Christopher Wright wrote:
Don wrote:
I don't understand why runtime-determined array literals even exist.
They're not literals!!!
They cause no end of trouble. IMHO we'd be *much* better off without them.

You don't see the use. I do. I would go on a murderous rampage if that feature were removed from the language.

For example, one thing I recently wrote involved creating a process with a large number of arguments. The invocation looked like: exec("description", [procName, arg1, arg2] ~ generatedArgs ~ [arg3, arg4] ~ moreGeneratedArgs);

There were about ten or fifteen lines like that.

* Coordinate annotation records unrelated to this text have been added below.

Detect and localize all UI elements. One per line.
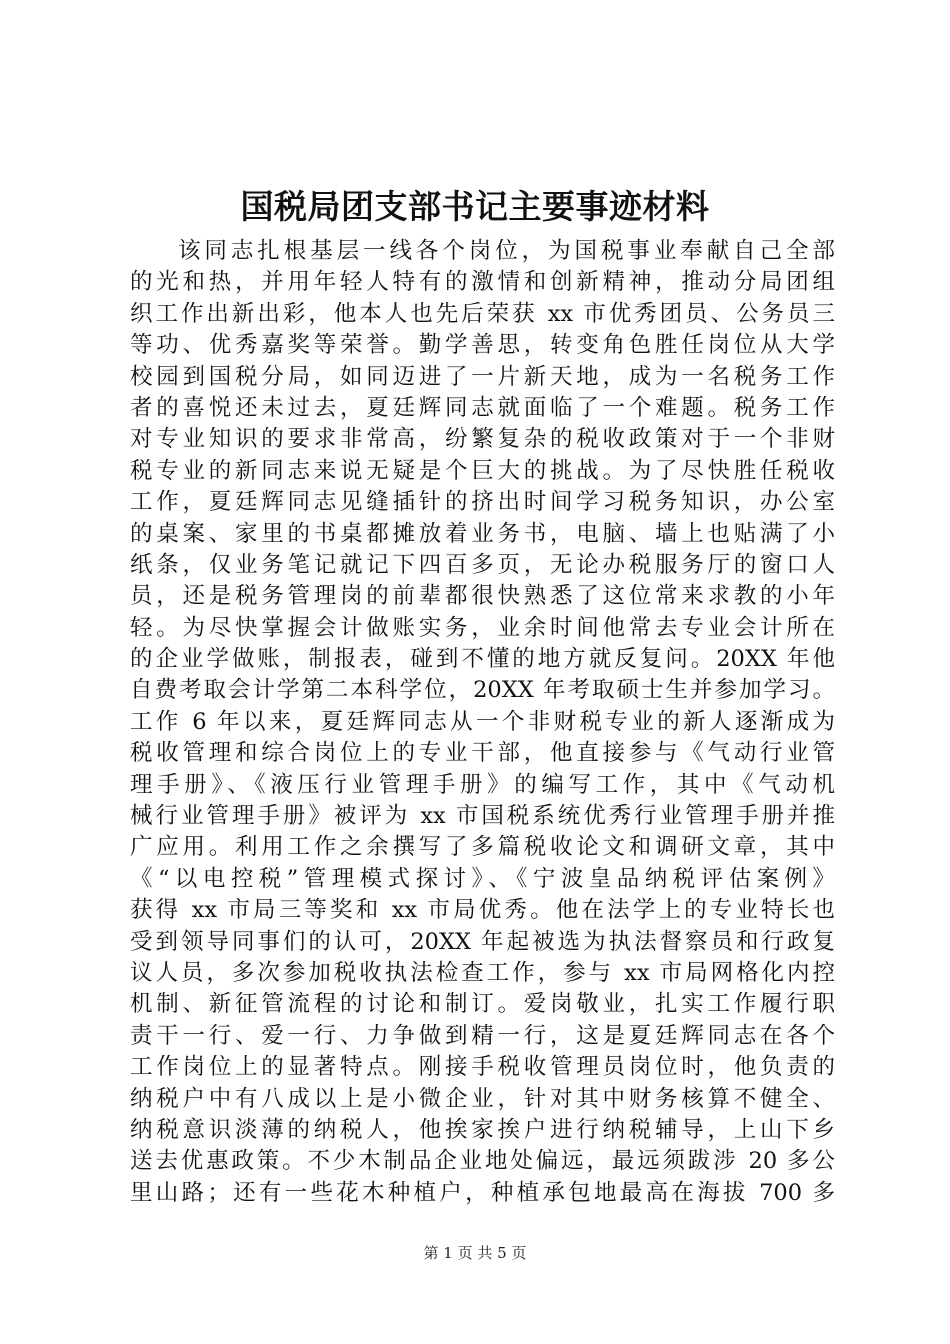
body-line: 税专业的新同志来说无疑是个巨大的挑战。为了尽快胜任税收 xyxy=(130,457,835,484)
body-line: 自费考取会计学第二本科学位，20XX 年考取硕士生并参加学习。 xyxy=(130,677,835,704)
body-line: 纳税户中有八成以上是小微企业，针对其中财务核算不健全、 xyxy=(130,1085,835,1112)
body-line: 理手册》、《液压行业管理手册》的编写工作，其中《气动机 xyxy=(130,771,835,798)
page-footer xyxy=(0,1242,950,1264)
body-line: 送去优惠政策。不少木制品企业地处偏远，最远须跋涉 20 多公 xyxy=(130,1148,835,1175)
body-line: 织工作出新出彩，他本人也先后荣获 xx 市优秀团员、公务员三 xyxy=(130,300,835,327)
body-line: 议人员，多次参加税收执法检查工作，参与 xx 市局网格化内控 xyxy=(130,959,835,986)
body-line: 纳税意识淡薄的纳税人，他挨家挨户进行纳税辅导，上山下乡 xyxy=(130,1116,835,1143)
body-line: 的企业学做账，制报表，碰到不懂的地方就反复问。20XX 年他 xyxy=(130,646,835,673)
body-line: 械行业管理手册》被评为 xx 市国税系统优秀行业管理手册并推 xyxy=(130,803,835,830)
body-line: 该同志扎根基层一线各个岗位，为国税事业奉献自己全部 xyxy=(178,238,835,264)
body-line: 广应用。利用工作之余撰写了多篇税收论文和调研文章，其中 xyxy=(130,834,835,861)
body-line: 校园到国税分局，如同迈进了一片新天地，成为一名税务工作 xyxy=(130,363,835,390)
body-line: 机制、新征管流程的讨论和制订。爱岗敬业，扎实工作履行职 xyxy=(130,991,835,1018)
body-line: 的桌案、家里的书桌都摊放着业务书，电脑、墙上也贴满了小 xyxy=(130,520,835,547)
body-line: 税收管理和综合岗位上的专业干部，他直接参与《气动行业管 xyxy=(130,740,835,767)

You'd suggest I rewrite that how?
char[][] args;
args ~= procName;
args ~= arg1;
args ~= arg2;
args ~= generatedArgs;
args ~= arg3;

Of course not. These runtime 'array literals' are just syntax sugar for a constructor call. Really, they are nothing more.
At worst, it would be something like:

exec("description", createArray(procName, arg1, arg2) ~ generatedArgs ~ createArray(arg3, arg4) ~ moreGeneratedArgs);

Depending on what the 'exec' signature is, it could be simpler than that. But that's the absolute worst case.

The language pays a heavy price for that little bit of syntax sugar.